La Cina sta manipolando i media globali attraverso la censura, la raccolta di dati e gli acquisti segreti di agenzie di stampa straniere, secondo un nuovo rapporto degli Stati Uniti, il quale ha avvertito che questa tendenza potrebbe portare ad una forte contrazione della libertà di espressione globale.

Il rapporto, pubblicato recentemente, ha rilevato che Pechino ha speso miliardi di dollari all’anno per la manipolazione delle informazioni, anche acquisendo partecipazioni nei media stranieri attraverso “mezzi pubblici e non pubblici”, sponsorizzando influencer online e concludendo accordi di distribuzione che promuovono contenuti governativi cinesi non etichettati.

Pechino si è difesa dicendo che la dichiarazione ignora i fatti di base, scredita deliberatamente la Cina e distorce le relative politiche.

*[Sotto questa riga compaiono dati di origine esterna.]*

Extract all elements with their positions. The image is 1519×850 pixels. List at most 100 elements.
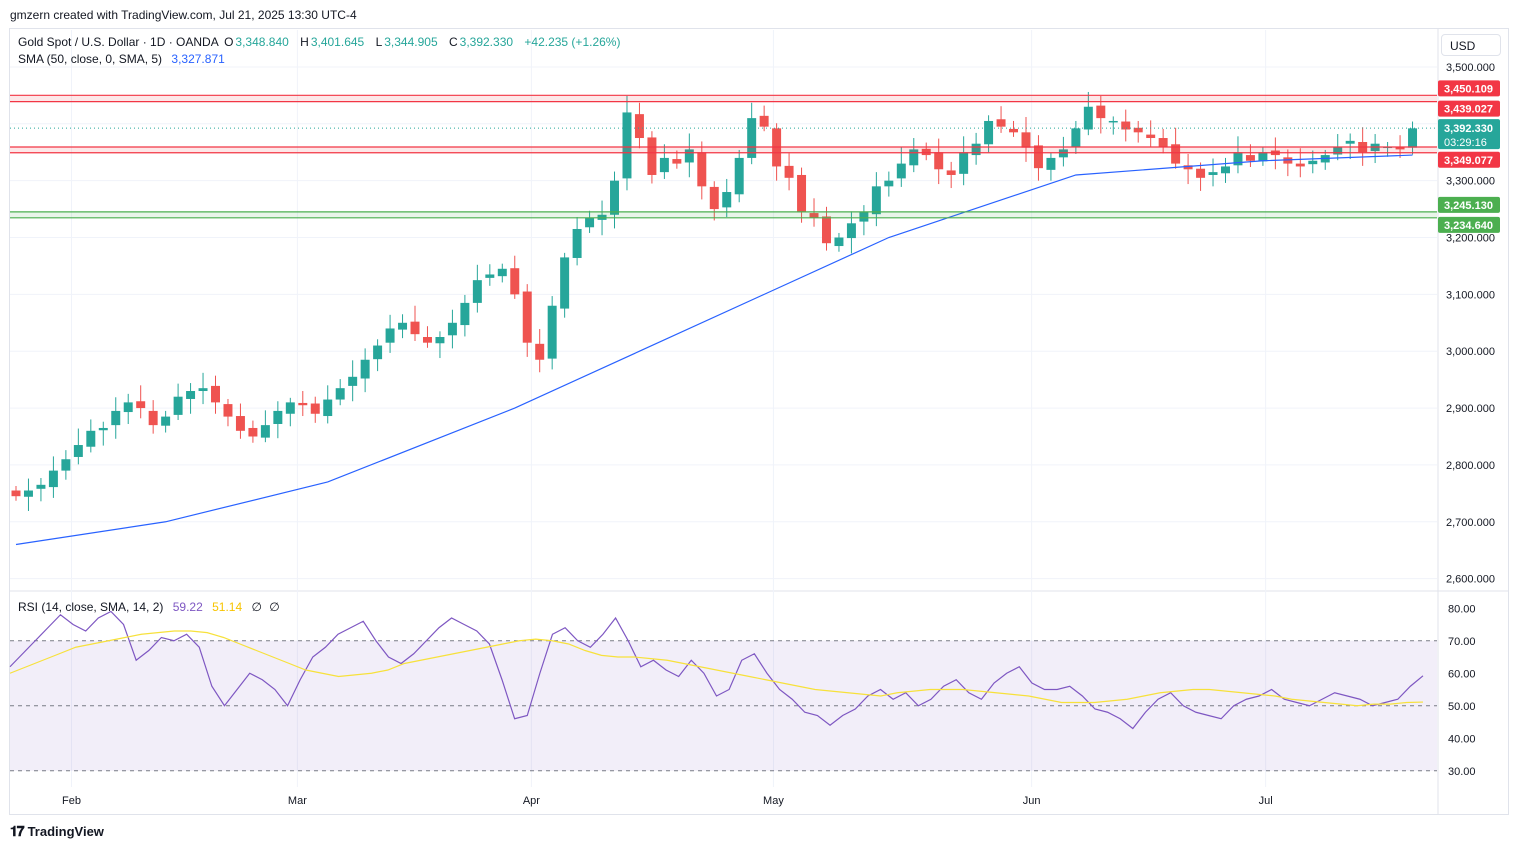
candle-body bbox=[385, 328, 395, 343]
candle-countdown: 03:29:16 bbox=[1444, 137, 1487, 149]
price-tick-label: 3,000.000 bbox=[1446, 346, 1495, 358]
candle-body bbox=[946, 170, 956, 175]
candle-body bbox=[610, 180, 620, 215]
open-value: 3,348.840 bbox=[235, 35, 289, 49]
candle-body bbox=[560, 257, 570, 309]
candle-body bbox=[684, 149, 694, 163]
sma-label: SMA (50, close, 0, SMA, 5) bbox=[18, 52, 163, 66]
candle-body bbox=[1158, 138, 1168, 147]
candle-body bbox=[48, 470, 58, 488]
resistance-zone bbox=[10, 95, 1437, 102]
sma-legend: SMA (50, close, 0, SMA, 5) 3,327.871 bbox=[18, 52, 227, 66]
resistance-zone bbox=[10, 147, 1437, 153]
candle-body bbox=[373, 345, 383, 360]
date-tick-label: Jul bbox=[1259, 795, 1273, 807]
candle-body bbox=[1108, 120, 1118, 123]
candle-body bbox=[1009, 128, 1019, 133]
price-tick-label: 3,200.000 bbox=[1446, 233, 1495, 245]
high-label: H bbox=[300, 35, 309, 49]
candle-body bbox=[971, 143, 981, 156]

Il rapporto degli Stati Uniti si inserisce tra le polemiche in merito agli sforzi della Cina per espandere l’impronta globale dei suoi media controllati dal governo, soprattutto perché la competizione geopolitica tra Pechino e Washington si è intensificata.

I leader cinesi hanno cercato di combattere le immagini negative della Cina che ritengono esser state diffuse dai media mondiali, addirittura anche investendo in reti satellitari e servizi di televisione digitale nelle regioni in via di sviluppo che danno la priorità ai contenuti dei media sostenuti dallo stato cinese.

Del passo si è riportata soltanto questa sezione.